Technik: Tankstelle der Zukunft – der Mobilitätshub

Der Saft soll fließen

Technik: Tankstelle der Zukunft – der Mobilitätshub: Der Saft soll fließen
Erstellt am 21. Januar 2022

Die Zahl der Tankstellen hat sich in den vergangenen Jahrzehnten mehr als halbiert. Und auch wenn die Zahl 2021 mit mehr als 21.000 Stationen wieder nach oben kletterte, geht es mit dem größer werdenden Elektrotrend eher in die andere Richtung. Dabei steht fest, dass die Tankstelle der Zukunft mit etwas anderem Geld verdienen muss als nur mit Benzin oder Diesel.

Das haben längst auch die Tankstellenbetreiber für sich erkannt und stellen ihr Geschäft sukzessive um. Ohnehin haben sich die Tankstellen in vielen Bundesländern zu wahren Supermärkten entwickelt, bei denen nicht nur nach Ladenschluss Bier, Tiefkühlpizza, Taschentücher und Chips eingekauft werden. Bestes Beispiel ist Bayern, denn während andere Bundesländer zumindest an sechs Tagen der Woche ihre Ladenschlusszeiten längst deutlich aufgeweicht haben und den Kunden so Flexibilität geben, ist in München, Nürnberg und Augsburg ab 20 Uhr allerorts Schluss mit dem Shoppingvergnügen. Somit können selbst Lebensmittel nur noch an Bahnhöfen, Flughäfen oder eben an Tankstellen eingekauft werden. Da die Margen bei den flüssigen Kraftstoffen geringer denn je sind, sehen die Tankstellenbetreiber den unzeitgemäßen Ladenschluss alles andere als ungern, denn so wird bei ihnen zumindest außerhalb dieser Zeiten das Nötigste eingekauft.

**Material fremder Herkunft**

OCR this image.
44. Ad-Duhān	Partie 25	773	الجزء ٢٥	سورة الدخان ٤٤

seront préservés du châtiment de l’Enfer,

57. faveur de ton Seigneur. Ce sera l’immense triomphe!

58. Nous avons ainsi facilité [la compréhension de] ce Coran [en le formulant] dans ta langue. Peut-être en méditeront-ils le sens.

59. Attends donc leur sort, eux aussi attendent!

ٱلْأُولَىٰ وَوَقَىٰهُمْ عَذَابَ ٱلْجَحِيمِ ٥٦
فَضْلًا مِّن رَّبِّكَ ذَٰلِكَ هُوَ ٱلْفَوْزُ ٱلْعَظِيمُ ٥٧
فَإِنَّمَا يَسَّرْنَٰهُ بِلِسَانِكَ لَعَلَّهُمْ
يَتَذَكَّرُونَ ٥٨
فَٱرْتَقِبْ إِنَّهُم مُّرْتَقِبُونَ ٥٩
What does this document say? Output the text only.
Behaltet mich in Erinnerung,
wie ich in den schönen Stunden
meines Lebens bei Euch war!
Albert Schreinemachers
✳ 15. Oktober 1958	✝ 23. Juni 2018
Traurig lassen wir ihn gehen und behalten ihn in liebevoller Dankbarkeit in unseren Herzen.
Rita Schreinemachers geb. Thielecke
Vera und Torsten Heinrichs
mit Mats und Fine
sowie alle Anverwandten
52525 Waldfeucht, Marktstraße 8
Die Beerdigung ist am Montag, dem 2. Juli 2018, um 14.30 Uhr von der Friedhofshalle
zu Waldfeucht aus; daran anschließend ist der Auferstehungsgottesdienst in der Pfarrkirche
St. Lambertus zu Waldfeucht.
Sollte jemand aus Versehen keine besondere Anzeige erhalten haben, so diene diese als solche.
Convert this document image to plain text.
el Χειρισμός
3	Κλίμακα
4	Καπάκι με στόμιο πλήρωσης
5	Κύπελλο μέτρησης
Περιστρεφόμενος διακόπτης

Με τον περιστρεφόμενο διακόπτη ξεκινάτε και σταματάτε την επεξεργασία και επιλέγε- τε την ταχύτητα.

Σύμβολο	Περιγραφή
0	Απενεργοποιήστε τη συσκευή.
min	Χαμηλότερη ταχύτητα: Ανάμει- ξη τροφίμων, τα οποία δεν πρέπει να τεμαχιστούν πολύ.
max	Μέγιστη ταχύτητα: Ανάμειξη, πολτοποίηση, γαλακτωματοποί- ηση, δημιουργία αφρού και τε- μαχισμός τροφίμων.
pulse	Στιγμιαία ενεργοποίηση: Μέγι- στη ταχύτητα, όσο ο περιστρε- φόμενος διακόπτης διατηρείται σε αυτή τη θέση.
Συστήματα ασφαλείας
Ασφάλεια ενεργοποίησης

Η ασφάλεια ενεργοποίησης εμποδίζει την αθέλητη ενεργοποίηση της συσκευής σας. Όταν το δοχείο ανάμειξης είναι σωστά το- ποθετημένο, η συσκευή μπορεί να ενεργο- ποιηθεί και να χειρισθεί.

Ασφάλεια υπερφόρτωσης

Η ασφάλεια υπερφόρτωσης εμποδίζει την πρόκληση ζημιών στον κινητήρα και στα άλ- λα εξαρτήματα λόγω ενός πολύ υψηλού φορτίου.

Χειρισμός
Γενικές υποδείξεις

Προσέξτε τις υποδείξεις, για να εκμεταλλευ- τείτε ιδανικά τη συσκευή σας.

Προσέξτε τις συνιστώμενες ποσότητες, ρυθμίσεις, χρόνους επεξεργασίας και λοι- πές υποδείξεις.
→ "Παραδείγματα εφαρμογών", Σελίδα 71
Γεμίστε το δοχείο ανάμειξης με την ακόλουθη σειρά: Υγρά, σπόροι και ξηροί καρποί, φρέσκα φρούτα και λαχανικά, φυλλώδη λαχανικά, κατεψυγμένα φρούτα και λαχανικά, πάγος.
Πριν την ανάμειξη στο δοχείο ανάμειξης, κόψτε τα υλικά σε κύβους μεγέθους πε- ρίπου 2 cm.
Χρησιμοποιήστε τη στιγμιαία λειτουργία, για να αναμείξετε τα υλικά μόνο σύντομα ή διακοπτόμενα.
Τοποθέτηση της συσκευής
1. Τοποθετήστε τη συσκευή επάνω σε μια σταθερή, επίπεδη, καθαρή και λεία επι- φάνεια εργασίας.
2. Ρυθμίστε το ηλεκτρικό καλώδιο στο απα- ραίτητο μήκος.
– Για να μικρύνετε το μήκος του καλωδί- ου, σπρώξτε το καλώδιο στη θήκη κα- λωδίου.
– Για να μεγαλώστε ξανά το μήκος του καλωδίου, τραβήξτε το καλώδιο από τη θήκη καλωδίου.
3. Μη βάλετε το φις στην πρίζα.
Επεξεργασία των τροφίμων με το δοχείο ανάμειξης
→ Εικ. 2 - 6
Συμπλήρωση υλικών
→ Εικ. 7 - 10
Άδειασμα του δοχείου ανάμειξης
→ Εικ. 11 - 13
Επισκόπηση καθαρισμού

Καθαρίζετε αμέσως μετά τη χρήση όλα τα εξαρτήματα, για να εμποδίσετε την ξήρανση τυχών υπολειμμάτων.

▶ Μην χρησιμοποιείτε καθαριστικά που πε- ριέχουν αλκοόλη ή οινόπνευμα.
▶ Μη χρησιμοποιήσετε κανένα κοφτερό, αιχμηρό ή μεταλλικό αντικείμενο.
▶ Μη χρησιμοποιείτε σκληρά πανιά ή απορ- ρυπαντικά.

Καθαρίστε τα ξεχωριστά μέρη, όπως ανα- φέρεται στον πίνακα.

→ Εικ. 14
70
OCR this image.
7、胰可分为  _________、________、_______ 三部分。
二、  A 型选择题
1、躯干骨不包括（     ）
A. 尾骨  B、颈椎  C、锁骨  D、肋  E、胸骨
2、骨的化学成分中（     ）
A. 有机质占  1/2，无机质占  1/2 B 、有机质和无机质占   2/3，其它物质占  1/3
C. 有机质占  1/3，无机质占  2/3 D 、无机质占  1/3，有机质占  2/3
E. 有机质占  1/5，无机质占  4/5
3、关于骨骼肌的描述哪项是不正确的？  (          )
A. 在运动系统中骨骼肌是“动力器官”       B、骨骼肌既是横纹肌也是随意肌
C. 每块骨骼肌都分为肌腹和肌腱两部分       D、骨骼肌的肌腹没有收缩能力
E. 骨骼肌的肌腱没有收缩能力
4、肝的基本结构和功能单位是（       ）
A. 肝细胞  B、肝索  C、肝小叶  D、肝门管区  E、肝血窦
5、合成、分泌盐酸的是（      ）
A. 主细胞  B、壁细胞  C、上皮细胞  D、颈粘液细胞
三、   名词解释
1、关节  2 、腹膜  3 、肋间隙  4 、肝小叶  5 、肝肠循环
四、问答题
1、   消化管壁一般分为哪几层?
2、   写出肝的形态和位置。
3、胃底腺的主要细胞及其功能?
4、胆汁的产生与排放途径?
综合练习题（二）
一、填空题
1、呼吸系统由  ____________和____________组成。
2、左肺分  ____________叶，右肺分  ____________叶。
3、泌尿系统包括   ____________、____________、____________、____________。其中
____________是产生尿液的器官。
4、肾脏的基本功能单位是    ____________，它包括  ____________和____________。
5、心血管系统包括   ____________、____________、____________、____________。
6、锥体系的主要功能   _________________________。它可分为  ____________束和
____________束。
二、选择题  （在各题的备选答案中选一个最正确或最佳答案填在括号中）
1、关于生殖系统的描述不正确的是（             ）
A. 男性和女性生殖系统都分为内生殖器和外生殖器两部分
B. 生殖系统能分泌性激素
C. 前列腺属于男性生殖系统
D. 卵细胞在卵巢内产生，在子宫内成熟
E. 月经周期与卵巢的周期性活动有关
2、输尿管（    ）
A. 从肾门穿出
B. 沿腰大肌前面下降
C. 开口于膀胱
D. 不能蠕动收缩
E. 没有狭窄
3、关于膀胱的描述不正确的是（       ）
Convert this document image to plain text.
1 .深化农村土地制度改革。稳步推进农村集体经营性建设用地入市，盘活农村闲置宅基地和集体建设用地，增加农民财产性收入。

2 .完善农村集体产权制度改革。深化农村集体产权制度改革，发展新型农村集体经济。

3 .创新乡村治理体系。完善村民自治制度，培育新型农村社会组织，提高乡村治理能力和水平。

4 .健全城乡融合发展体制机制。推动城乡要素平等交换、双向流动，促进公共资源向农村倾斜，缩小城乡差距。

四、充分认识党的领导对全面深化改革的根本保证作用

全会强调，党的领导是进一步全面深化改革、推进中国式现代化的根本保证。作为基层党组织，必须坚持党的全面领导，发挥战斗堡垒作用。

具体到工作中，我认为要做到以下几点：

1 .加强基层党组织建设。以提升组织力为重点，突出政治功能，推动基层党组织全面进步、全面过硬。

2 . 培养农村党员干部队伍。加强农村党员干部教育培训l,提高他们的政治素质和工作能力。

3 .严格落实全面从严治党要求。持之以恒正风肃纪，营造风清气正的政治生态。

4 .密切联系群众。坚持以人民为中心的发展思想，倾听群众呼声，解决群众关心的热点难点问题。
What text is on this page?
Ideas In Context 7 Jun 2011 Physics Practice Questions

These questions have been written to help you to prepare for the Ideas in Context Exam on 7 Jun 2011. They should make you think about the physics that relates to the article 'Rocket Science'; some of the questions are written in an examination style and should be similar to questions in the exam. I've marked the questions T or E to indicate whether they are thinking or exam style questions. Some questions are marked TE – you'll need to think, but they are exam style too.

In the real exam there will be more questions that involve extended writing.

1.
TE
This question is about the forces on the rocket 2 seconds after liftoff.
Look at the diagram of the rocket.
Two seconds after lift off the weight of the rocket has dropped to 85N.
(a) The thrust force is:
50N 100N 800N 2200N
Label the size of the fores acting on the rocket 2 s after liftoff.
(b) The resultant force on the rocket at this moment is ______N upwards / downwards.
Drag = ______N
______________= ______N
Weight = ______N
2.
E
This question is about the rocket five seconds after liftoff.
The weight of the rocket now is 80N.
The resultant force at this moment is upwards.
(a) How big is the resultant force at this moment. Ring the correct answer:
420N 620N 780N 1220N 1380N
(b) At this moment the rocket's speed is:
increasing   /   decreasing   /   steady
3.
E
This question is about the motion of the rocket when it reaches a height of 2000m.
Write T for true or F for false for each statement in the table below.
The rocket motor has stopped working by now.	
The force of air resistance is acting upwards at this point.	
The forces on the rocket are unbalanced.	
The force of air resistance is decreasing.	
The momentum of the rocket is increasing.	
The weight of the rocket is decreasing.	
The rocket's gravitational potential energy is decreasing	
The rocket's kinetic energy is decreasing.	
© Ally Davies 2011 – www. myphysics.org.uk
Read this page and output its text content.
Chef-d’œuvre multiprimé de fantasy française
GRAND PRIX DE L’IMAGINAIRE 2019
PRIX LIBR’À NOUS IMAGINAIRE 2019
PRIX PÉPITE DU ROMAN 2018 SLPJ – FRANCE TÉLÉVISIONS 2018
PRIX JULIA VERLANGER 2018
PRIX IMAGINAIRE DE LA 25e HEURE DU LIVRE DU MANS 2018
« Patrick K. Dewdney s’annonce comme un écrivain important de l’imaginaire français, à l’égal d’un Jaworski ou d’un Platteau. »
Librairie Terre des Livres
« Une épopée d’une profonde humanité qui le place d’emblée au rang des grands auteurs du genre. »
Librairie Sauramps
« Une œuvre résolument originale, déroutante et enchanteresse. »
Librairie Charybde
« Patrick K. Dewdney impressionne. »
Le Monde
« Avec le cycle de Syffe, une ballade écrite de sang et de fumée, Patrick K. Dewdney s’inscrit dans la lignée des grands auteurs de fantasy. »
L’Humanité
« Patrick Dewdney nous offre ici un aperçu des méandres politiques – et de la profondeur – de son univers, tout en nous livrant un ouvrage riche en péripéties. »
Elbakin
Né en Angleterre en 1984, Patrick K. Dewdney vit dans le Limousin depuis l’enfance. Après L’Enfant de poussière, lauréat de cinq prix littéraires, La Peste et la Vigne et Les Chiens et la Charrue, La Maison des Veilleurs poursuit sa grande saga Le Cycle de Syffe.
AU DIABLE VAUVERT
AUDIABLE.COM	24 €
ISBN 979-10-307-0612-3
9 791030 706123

Zunehmend werden dabei auch die Ladesäulen ein Thema, denn die großen Tankstellenbetreiber wissen, dass die Zukunft der Neufahrzeuge elektrisch sein wird. Doch die Zahl der Bestandsfahrzeuge wird erst einmal anwachsen und so sichern die Gebrauchtwagen den Zapfsäulen ihre Zukunft auf Jahrzehnte. Nichtsdestotrotz werden Benzin und Diesel in den nächsten Jahren deutlich weniger gefragt sein – weil neben immer mehr Elektroautos auf dem Markt auch die Realverbräuche der Verbrenner sinken. Damit an den normalen Tankstellen das zukünftige Geschäft nicht mehr denn je vorbeigeht, richten immer mehr Betreiber in Innenstädten, sowie an Schnellstraßen und Autobahnen Ladepunkte für elektrifizierte Autos ein. Rund 90 Prozent dieser Rastplätze bewirtet in Deutschland zum Beispiel das ehemalige Staatsunternehmen Tank & Rast, das 1998 privatisiert wurde und die Konzessionen für rund 360 Tankstellen sowie rund 400 Raststätten einschließlich etwa 50 Hotels hält.

Nach einer Analyse der Eidgenössischen Materialprüfungs- und Forschungsanstalt werden viele Tankstellen ihre überschüssige Solarenergie aus eigenen Photovoltaikanlagen schon bald für die Produktion eigener Energie nutzen. Neben Strom und Wasserstoff für Elektrofahrzeuge könnten so auch synthetische Diesel- und Benzinkraftstoffe hergestellt werden. Laut einer gemeinsamen Studie, die der Tankstellenbetreiber Aral und das Deutsche Zentrum für Luft- und Raumfahrt in Auftrag gegeben haben, werden die Tankstellen von morgen zu Verkehrsknotenpunkten und Orten einer neuen Mobilität. Denkbar wäre dabei nicht allein das Nachtanken von Verbrennern und das schnelle Aufladen von Elektromobilen, sondern auch mögliche Batteriewechsel wie ihn Autohersteller Nio bereits anbietet und einige andere als Ergänzung zum langwierigen Nachladen anbieten wollen. Nach der Aral-Studie wären die Tankstellen der Zukunft auch als Stationen für Personendrohnen denkbar, von denen auf Elektroscooter oder autonome Taxis oder E-Bikes umgestiegen werden kann.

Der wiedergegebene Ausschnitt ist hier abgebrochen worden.